I saw it up close a week ago, in Toronto of all places. Delegates at the annual Pulse and Special Crops Convention were all smiles, and with good reason: their stuff is a hot-seller worldwide, and there seems to be no let-up in their near-future prospects. Try this on for size: exports in this space are rising by a staggering 15 per cent annually over the past 10 years, and growth is actually still accelerating! Most of the growth is coming from the sub-category of pulses, otherwise known as several varieties of peas and beans. They don’t really know the slow-growth world that others lament; their struggle is to keep pace with ever-ballooning world demand.

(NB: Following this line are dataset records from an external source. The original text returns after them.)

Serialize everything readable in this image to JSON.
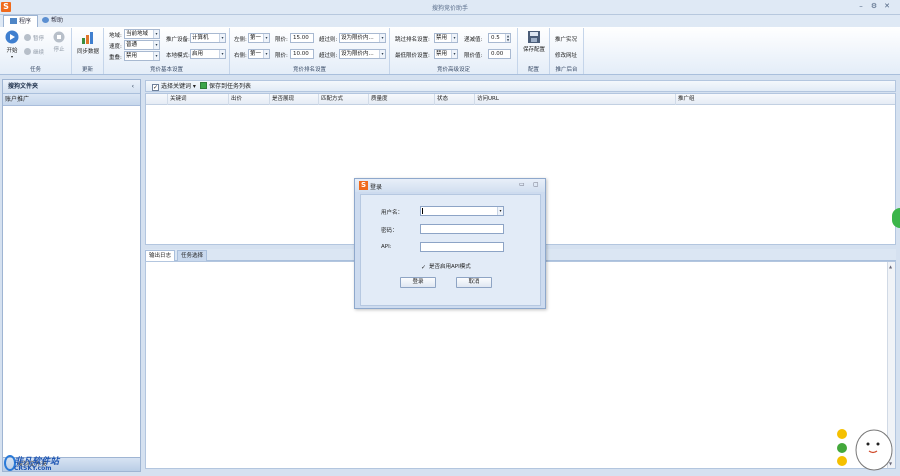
{
  "window": {
    "title": "搜狗竞价助手",
    "icon_letter": "S"
  },
  "ribbon_tabs": [
    {
      "label": "程序",
      "active": true
    },
    {
      "label": "帮助",
      "active": false
    }
  ],
  "ribbon": {
    "task": {
      "group_label": "任务",
      "start_label": "开始",
      "pause_label": "暂停",
      "resume_label": "继续",
      "stop_label": "停止"
    },
    "update": {
      "group_label": "更新",
      "sync_label": "同步数据"
    },
    "basic": {
      "group_label": "竞价基本设置",
      "region_label": "地域:",
      "region_value": "当前地域",
      "speed_label": "速度:",
      "speed_value": "普通",
      "overlap_label": "重叠:",
      "overlap_value": "禁用",
      "device_label": "推广设备:",
      "device_value": "计算机",
      "local_mode_label": "本地模式:",
      "local_mode_value": "启用"
    },
    "rank": {
      "group_label": "竞价排名设置",
      "left_label": "左侧:",
      "left_value": "第一",
      "right_label": "右侧:",
      "right_value": "第一",
      "limit1_label": "限价:",
      "limit1_value": "15.00",
      "limit2_label": "限价:",
      "limit2_value": "10.00",
      "over1_label": "超过则:",
      "over1_value": "设为限价内...",
      "over2_label": "超过则:",
      "over2_value": "设为限价内..."
    },
    "advanced": {
      "group_label": "竞价高级设定",
      "skip_label": "跳过排名设置:",
      "skip_value": "禁用",
      "lowest_label": "最低限价设置:",
      "lowest_value": "禁用",
      "decrement_label": "递减值:",
      "decrement_value": "0.5",
      "limit_label": "限价值:",
      "limit_value": "0.00"
    },
    "config": {
      "group_label": "配置",
      "save_label": "保存配置"
    },
    "backend": {
      "group_label": "推广后台",
      "live_label": "推广实况",
      "modify_label": "修改网址"
    }
  },
  "left_panel": {
    "title": "搜狗文件夹",
    "collapse_glyph": "‹",
    "item": "账户推广",
    "bottom_label": "搜狗文件夹"
  },
  "toolbar": {
    "select_keywords": "选择关键词",
    "save_to_tasks": "保存到任务列表"
  },
  "grid": {
    "columns": [
      "关键词",
      "出价",
      "是否展现",
      "匹配方式",
      "质量度",
      "状态",
      "访问URL",
      "推广组"
    ]
  },
  "bottom_tabs": [
    {
      "label": "输出日志",
      "active": true
    },
    {
      "label": "任务选择",
      "active": false
    }
  ],
  "login_dialog": {
    "title": "登录",
    "icon_letter": "S",
    "username_label": "用户名：",
    "username_value": "",
    "password_label": "密码：",
    "password_value": "",
    "api_label": "API:",
    "api_value": "",
    "api_mode_label": "是否启用API模式",
    "api_mode_checked": true,
    "login_button": "登录",
    "cancel_button": "取消"
  },
  "watermark": {
    "line1": "非凡软件站",
    "line2": "CRSKY.com"
  },
  "colors": {
    "accent": "#f06a1c",
    "ribbon_bg": "#dfe9f5",
    "border": "#9fb5d3"
  }
}
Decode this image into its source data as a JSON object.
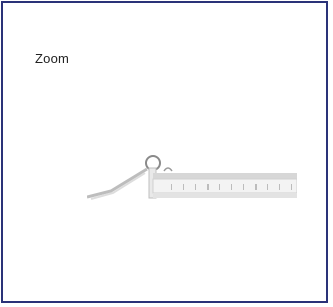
{
  "panel": {
    "label": "Zoom",
    "image_icon": "profile-clip-product-photo-icon",
    "border_color": "#2a3278"
  }
}
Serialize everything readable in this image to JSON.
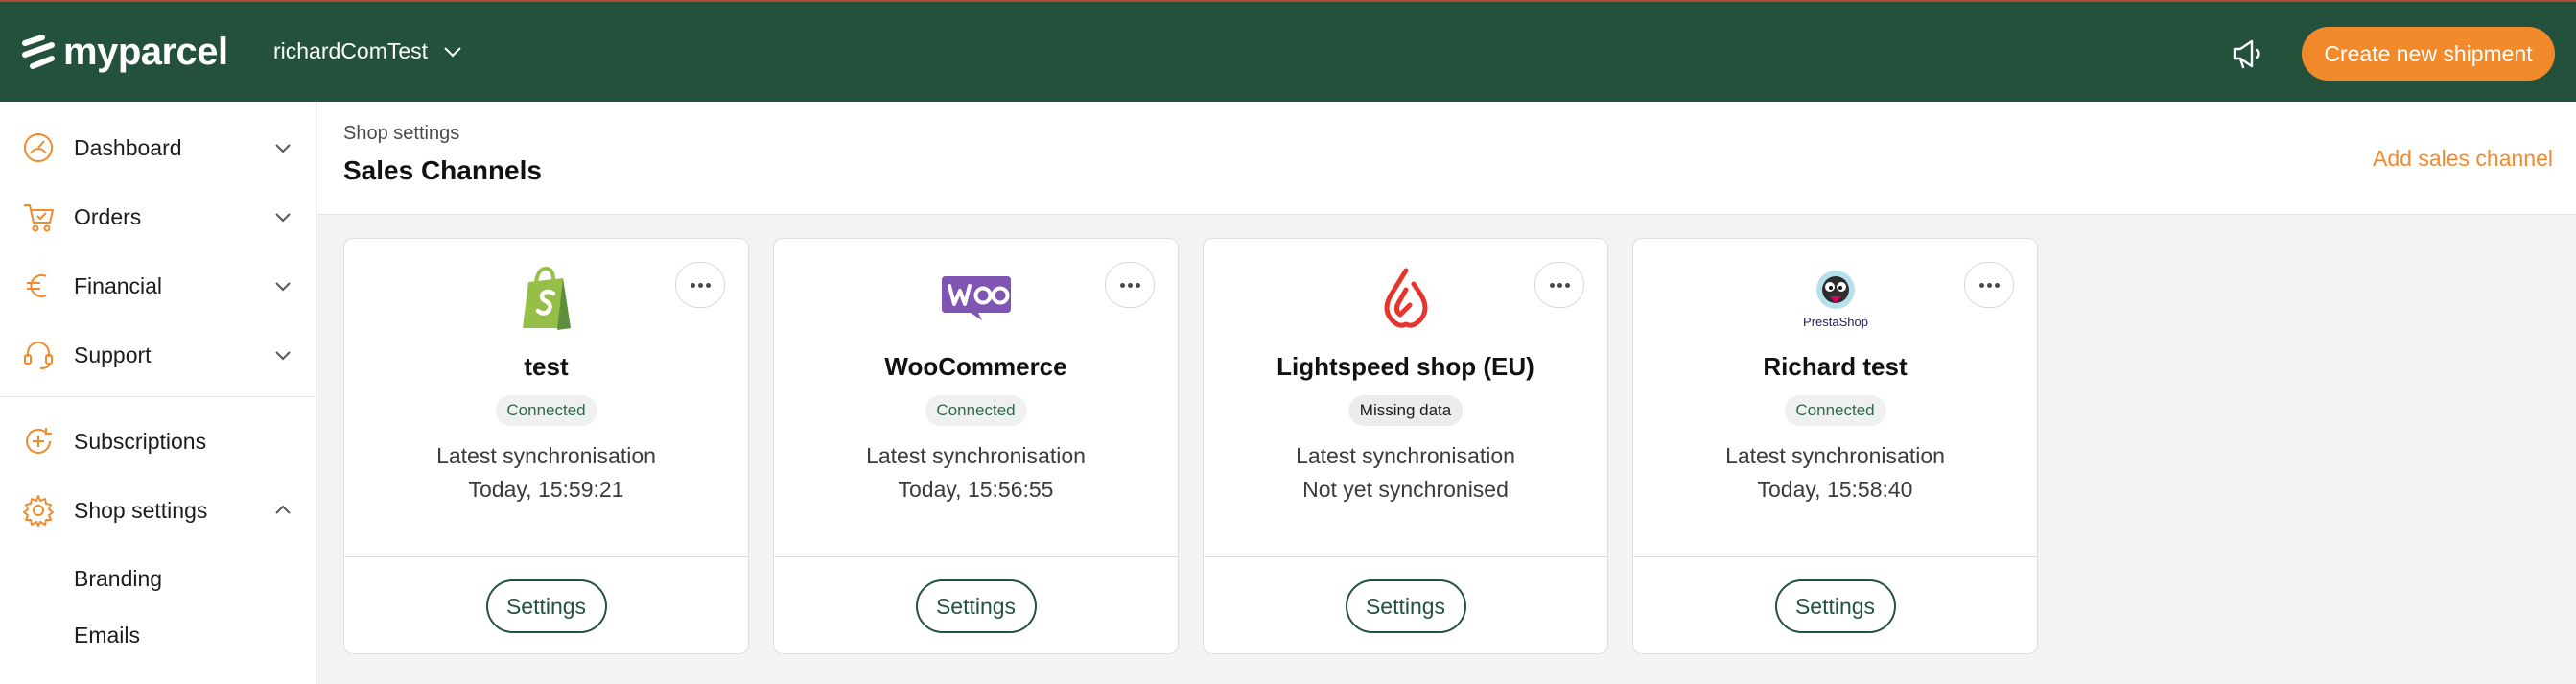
{
  "header": {
    "brand": "myparcel",
    "account_name": "richardComTest",
    "create_button": "Create new shipment",
    "colors": {
      "background": "#23513c",
      "accent": "#f28a2b"
    }
  },
  "sidebar": {
    "items": [
      {
        "label": "Dashboard",
        "icon": "dashboard-icon"
      },
      {
        "label": "Orders",
        "icon": "cart-icon"
      },
      {
        "label": "Financial",
        "icon": "euro-icon"
      },
      {
        "label": "Support",
        "icon": "headset-icon"
      },
      {
        "label": "Subscriptions",
        "icon": "subscriptions-icon"
      },
      {
        "label": "Shop settings",
        "icon": "gear-icon"
      }
    ],
    "sub_items": [
      "Branding",
      "Emails"
    ]
  },
  "page": {
    "breadcrumb": "Shop settings",
    "title": "Sales Channels",
    "add_link": "Add sales channel"
  },
  "channels": [
    {
      "name": "test",
      "platform": "shopify-logo",
      "status": "Connected",
      "sync_label": "Latest synchronisation",
      "sync_time": "Today, 15:59:21",
      "button": "Settings"
    },
    {
      "name": "WooCommerce",
      "platform": "woocommerce-logo",
      "status": "Connected",
      "sync_label": "Latest synchronisation",
      "sync_time": "Today, 15:56:55",
      "button": "Settings"
    },
    {
      "name": "Lightspeed shop (EU)",
      "platform": "lightspeed-logo",
      "status": "Missing data",
      "sync_label": "Latest synchronisation",
      "sync_time": "Not yet synchronised",
      "button": "Settings"
    },
    {
      "name": "Richard test",
      "platform": "prestashop-logo",
      "logo_text": "PrestaShop",
      "status": "Connected",
      "sync_label": "Latest synchronisation",
      "sync_time": "Today, 15:58:40",
      "button": "Settings"
    }
  ]
}
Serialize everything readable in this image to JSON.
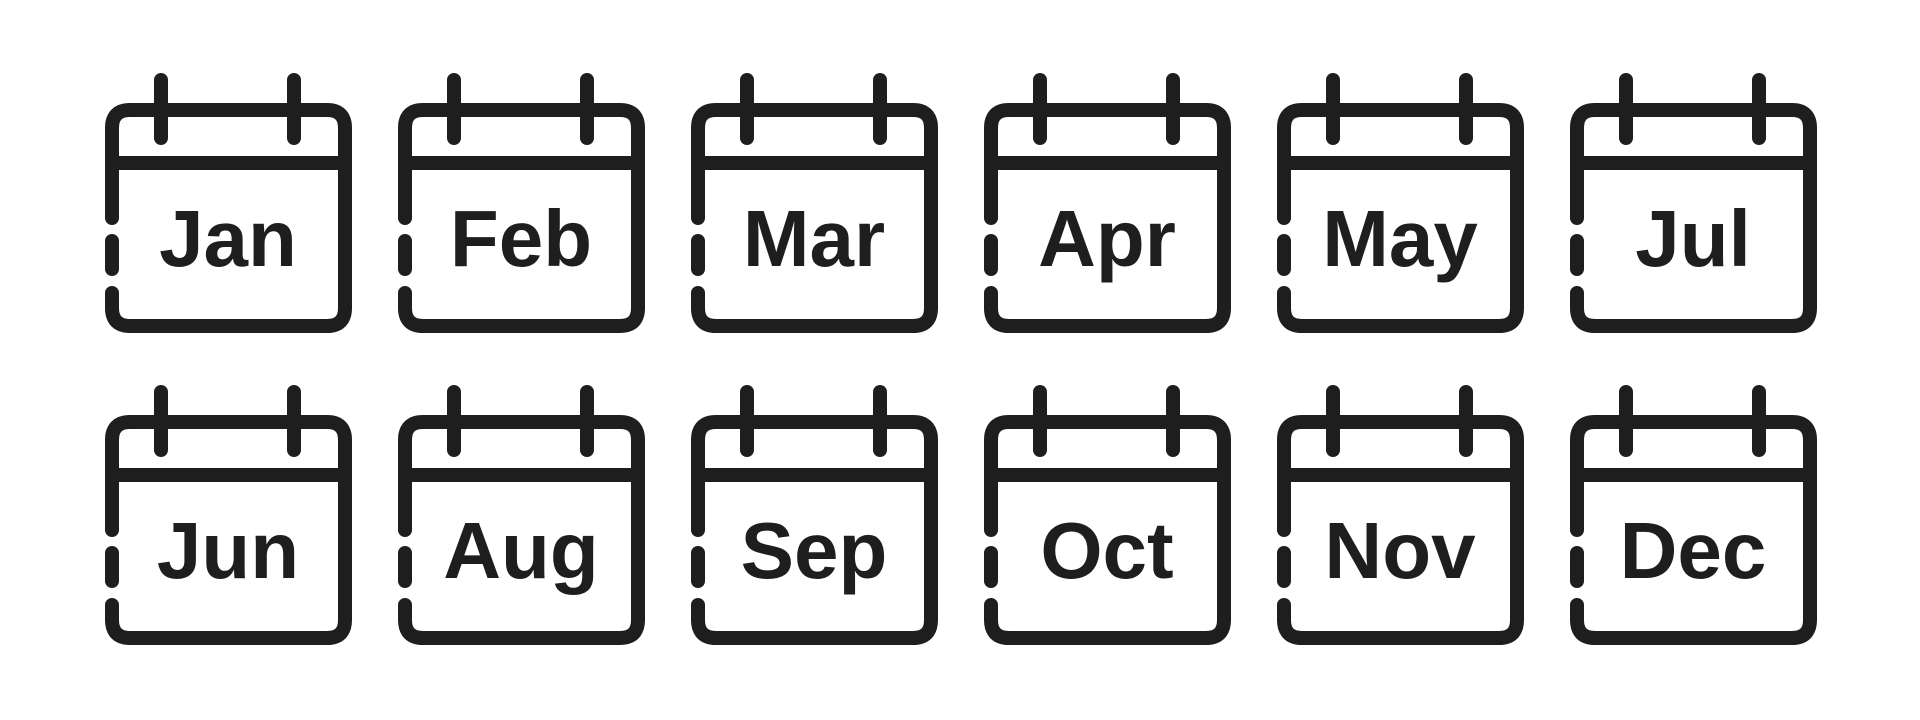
{
  "colors": {
    "stroke": "#1e1e1e",
    "background": "#ffffff"
  },
  "icon_name": "calendar-icon",
  "rows": [
    [
      "Jan",
      "Feb",
      "Mar",
      "Apr",
      "May",
      "Jul"
    ],
    [
      "Jun",
      "Aug",
      "Sep",
      "Oct",
      "Nov",
      "Dec"
    ]
  ]
}
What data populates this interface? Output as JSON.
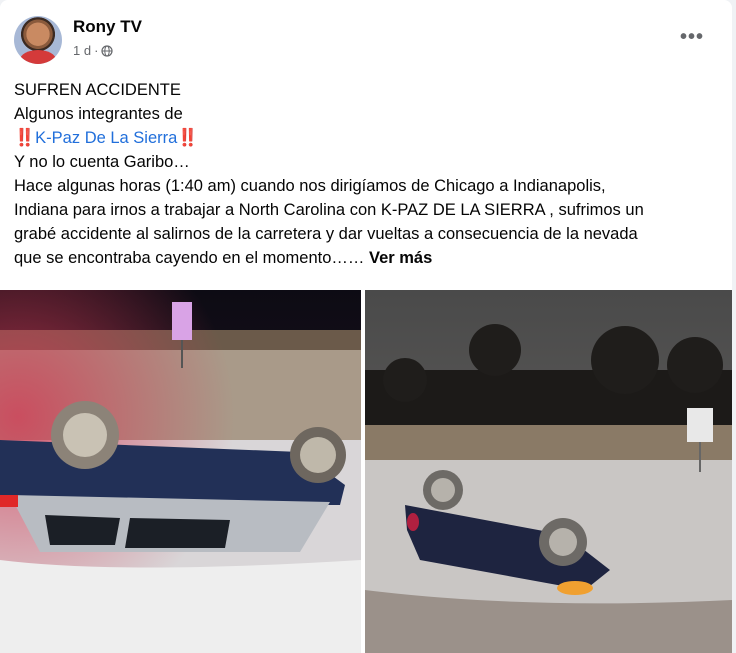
{
  "post": {
    "author": "Rony TV",
    "time": "1 d",
    "separator": "·",
    "more_label": "•••",
    "lines": {
      "l1": "SUFREN ACCIDENTE",
      "l2": "Algunos integrantes de",
      "l3_mention": "K-Paz De La Sierra",
      "l3_bang_left": "‼️",
      "l3_bang_right": "‼️",
      "l4": "Y no lo cuenta Garibo…",
      "l5": "Hace algunas horas (1:40 am) cuando nos dirigíamos de Chicago a Indianapolis,",
      "l6": "Indiana para irnos a trabajar a North Carolina con K-PAZ DE LA SIERRA , sufrimos un",
      "l7": "grabé accidente al salirnos de la carretera y dar vueltas a consecuencia de la nevada",
      "l8": "que se encontraba cayendo en el momento……",
      "see_more": "Ver más"
    }
  },
  "icons": {
    "globe": "globe-icon",
    "more": "more-options-icon"
  },
  "colors": {
    "mention": "#216fdb",
    "secondary_text": "#65676b",
    "background": "#f0f2f5"
  }
}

Who’s buying this stuff? India is the top market. It has been for at least 15 years, but has more recently pulled away from the pack, accounting for just over one-third of Canada’s global sales of pulses and special crops. Annual growth over the past 10 years has averaged an eye-popping 25 per cent. The fact is, there are other destinations where Canadian exports are growing even faster. Second-ranked Turkey is rising by 31 per cent annually, and very close behind are the UAE and Bangladesh, also in the top-10 for overall export sales. Emerging markets are definitely out in front in the growth rankings; on average, Canadian exports to non-OECD nations are rising at an annual clip of 18 per cent, while on the same basis, OECD sales are up ‘just’ 9 per cent.

To put this in better perspective, Canada’s sales of pulses and special crops to emerging markets are running at double the pace of the already-aggressive 9 per cent growth in total exports to those markets. It is also a far cry from average 10-year growth of exports to the developed world, which, thanks to the Great Recession, is a paltry 1 per cent.

Will this sub-industry’s great record continue? It’s hard to see why not. First, there is little apparent let-up in the growth of the emerging market middle class, which is adding tens of millions to their ranks every year. Second, their need for protein can’t likely be met with meat alone, and pulses are a great protein substitute. Third, consumers are increasingly switching to non- meat sources of protein. Fourth, there have been two regional food shortages in the past decade, highlighting the current delicate balance between demand and supply. Finally, there is still scope for market share gains for Canadian product. The list goes on but there is plenty of evidence of growth potential for this industry for some time to come.

The bottom line? Canada’s pulses are racing across the planet at a furious pace, completely bucking the slow-growth experience in so many other industries and markets. Pulses are increasing the pulses of those in the industry, and onlookers who know they could be experiencing the same wild ride of growth. There’s still time to get on – the ride is long from over!